Since then she has become an advocate for patients switching to the animal extracts. “I have watched thousands of people who switched to Armour and seen improvement,” she said.

This summer, Bowthorpe launched a Web site called Stop the Thyroid Madness (stopthethy roidmadness.com) to encourage other patients to switch to animal-based hormones. “We just want to spread the word why people feel so crappy,” she said.

There is no evidence, however, that the animal extracts have any advantage over the synthetic versions, according to the American Thyroid Association.

“It makes me crazy,” said Dr.
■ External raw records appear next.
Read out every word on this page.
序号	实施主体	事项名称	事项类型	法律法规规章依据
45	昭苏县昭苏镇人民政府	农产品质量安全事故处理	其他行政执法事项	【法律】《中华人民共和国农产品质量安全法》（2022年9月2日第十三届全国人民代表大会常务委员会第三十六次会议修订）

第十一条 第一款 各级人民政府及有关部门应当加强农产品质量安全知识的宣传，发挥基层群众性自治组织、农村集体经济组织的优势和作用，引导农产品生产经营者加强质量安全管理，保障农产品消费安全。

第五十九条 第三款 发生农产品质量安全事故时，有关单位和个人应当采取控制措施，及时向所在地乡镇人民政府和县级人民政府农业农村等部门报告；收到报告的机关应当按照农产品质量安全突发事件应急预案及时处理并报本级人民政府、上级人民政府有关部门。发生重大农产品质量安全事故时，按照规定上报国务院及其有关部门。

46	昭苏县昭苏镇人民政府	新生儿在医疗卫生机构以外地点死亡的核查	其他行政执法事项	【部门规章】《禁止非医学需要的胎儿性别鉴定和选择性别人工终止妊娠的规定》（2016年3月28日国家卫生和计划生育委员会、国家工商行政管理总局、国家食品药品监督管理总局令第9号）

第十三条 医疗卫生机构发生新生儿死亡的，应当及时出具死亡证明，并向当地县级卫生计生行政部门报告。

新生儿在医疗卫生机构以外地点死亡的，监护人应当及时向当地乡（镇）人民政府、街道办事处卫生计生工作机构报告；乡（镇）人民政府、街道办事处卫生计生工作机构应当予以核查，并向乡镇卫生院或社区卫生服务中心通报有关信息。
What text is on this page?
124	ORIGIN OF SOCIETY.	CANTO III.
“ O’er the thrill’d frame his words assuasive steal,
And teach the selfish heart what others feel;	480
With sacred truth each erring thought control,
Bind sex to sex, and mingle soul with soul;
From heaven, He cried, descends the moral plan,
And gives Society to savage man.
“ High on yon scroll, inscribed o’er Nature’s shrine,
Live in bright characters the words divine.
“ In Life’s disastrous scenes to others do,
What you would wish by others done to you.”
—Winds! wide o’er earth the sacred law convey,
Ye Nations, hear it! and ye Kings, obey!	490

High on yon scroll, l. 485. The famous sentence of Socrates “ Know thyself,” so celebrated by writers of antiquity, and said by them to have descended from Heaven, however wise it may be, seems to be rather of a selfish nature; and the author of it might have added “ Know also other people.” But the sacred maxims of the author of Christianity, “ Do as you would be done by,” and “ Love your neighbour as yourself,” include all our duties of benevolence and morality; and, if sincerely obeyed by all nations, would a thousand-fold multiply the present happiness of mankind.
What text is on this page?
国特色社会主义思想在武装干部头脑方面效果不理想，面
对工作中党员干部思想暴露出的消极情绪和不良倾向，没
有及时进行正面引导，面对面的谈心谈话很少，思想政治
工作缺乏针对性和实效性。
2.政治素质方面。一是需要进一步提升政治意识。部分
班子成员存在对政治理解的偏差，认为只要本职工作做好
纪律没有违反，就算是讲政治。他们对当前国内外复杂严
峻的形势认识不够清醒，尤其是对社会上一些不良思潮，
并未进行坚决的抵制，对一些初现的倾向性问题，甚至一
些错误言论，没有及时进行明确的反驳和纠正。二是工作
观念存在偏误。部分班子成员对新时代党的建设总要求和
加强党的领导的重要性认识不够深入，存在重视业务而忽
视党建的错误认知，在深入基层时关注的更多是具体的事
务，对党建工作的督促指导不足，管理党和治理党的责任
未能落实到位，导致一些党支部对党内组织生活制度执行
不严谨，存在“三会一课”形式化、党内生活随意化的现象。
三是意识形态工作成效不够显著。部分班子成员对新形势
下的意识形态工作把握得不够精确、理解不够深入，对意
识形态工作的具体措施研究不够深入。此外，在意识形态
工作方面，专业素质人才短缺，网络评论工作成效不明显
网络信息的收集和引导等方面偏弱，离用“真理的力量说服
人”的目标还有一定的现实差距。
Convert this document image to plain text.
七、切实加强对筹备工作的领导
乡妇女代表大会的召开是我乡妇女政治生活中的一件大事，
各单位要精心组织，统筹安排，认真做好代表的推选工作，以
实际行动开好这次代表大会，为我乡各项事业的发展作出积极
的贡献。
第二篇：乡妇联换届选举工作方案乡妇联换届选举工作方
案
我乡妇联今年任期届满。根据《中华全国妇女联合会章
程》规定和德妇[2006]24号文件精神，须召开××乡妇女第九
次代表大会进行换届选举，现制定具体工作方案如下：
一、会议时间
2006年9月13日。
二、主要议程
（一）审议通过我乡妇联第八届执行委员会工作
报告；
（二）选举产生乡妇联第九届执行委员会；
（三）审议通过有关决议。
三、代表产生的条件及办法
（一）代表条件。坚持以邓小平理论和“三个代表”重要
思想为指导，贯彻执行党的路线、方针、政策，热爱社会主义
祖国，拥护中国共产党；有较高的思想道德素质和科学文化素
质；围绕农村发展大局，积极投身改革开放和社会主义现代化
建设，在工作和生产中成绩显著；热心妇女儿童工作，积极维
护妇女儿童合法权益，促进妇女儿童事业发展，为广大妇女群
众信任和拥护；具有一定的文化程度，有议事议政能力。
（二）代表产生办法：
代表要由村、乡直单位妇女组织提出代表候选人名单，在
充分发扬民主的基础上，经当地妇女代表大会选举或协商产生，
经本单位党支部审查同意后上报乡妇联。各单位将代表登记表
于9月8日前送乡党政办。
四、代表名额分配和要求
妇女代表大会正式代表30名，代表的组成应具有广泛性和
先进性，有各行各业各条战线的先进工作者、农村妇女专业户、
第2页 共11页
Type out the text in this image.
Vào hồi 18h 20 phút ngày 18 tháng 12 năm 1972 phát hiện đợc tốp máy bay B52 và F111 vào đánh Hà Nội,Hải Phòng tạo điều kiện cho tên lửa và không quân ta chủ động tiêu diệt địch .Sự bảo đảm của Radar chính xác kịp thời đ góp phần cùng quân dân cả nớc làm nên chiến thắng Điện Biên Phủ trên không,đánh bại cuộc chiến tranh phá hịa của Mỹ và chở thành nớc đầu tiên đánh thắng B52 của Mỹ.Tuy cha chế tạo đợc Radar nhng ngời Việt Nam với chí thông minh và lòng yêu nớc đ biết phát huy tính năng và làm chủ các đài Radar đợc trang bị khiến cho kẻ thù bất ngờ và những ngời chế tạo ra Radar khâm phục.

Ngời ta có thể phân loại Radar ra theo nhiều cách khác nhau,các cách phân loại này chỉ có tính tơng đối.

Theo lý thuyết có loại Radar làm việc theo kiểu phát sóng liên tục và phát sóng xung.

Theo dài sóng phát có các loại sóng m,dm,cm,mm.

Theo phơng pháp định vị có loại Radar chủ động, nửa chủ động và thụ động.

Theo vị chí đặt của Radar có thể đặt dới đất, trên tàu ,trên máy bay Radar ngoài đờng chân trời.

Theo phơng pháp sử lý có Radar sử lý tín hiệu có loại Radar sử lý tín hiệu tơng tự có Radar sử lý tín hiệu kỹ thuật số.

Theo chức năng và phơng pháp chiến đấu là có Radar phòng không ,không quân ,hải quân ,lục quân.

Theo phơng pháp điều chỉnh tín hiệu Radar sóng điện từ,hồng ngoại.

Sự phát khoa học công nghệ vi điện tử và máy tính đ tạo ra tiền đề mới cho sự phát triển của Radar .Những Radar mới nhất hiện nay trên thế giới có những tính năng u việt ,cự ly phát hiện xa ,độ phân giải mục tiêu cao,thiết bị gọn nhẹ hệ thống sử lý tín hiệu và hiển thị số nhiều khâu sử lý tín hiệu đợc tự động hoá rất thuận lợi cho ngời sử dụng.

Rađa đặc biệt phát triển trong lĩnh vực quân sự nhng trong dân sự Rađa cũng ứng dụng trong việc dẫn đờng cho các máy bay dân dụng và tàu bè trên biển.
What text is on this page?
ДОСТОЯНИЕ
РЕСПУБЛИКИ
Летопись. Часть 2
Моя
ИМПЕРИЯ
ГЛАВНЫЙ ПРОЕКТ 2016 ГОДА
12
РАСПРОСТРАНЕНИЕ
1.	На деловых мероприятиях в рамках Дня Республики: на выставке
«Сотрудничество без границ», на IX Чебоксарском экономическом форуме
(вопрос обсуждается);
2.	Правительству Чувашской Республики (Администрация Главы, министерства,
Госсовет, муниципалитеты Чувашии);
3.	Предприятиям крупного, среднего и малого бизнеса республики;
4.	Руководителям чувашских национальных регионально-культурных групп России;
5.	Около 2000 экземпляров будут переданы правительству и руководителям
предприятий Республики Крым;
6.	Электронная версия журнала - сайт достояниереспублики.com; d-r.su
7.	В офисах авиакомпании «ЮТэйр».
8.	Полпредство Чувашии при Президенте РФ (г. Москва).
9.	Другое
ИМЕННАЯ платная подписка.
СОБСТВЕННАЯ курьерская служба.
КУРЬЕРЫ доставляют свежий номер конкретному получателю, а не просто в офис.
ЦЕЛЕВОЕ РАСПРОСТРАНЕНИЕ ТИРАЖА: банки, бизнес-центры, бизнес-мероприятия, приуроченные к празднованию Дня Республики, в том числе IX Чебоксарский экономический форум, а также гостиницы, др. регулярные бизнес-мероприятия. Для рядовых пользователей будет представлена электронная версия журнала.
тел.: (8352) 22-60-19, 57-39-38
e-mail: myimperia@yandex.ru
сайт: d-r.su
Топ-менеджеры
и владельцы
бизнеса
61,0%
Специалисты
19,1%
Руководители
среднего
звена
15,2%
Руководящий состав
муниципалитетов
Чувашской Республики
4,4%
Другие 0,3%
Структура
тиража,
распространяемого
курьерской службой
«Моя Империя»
Richard A. Jackson, an endocrinologist at Boston’s Joslin Diabetes Center.

“Patients tell me they are on the animal preparations because they are more natural,” he said. “But is it more natural to take a hormone from an animal or one that’s an exact match of the human hormone?”

Problems switching
Jackson offered a couple of reasons why some diabetics may have difficulty changing to synthetic insulins, which he insists work better.

First, it may take patients a while to adjust to the new medication because the animal insulins often result in elevated blood sugar. He said patients may feel worse during the transition but will be healthier in the long run.

“You weren’t healthier before – you just felt better,” he said.

He also theorized that patients – especially those with a chronic disease – are fearful of change. “It is a terribly difficult disease,” he said. “Nobody likes to have choices made for them … it’s part of human nature.”

While he agrees with Jackson that the newer insulins work better for the vast majority of patients, Dr. George S. Eisenbarth, the executive director of the Barbara Davis Center for Childhood Diabetes in Denver, offers an additional explanation.

“There might be an allergic reaction to the insulin,” he said. “Humans are complicated, so it’s possible that there are a few rare people out there that react badly.”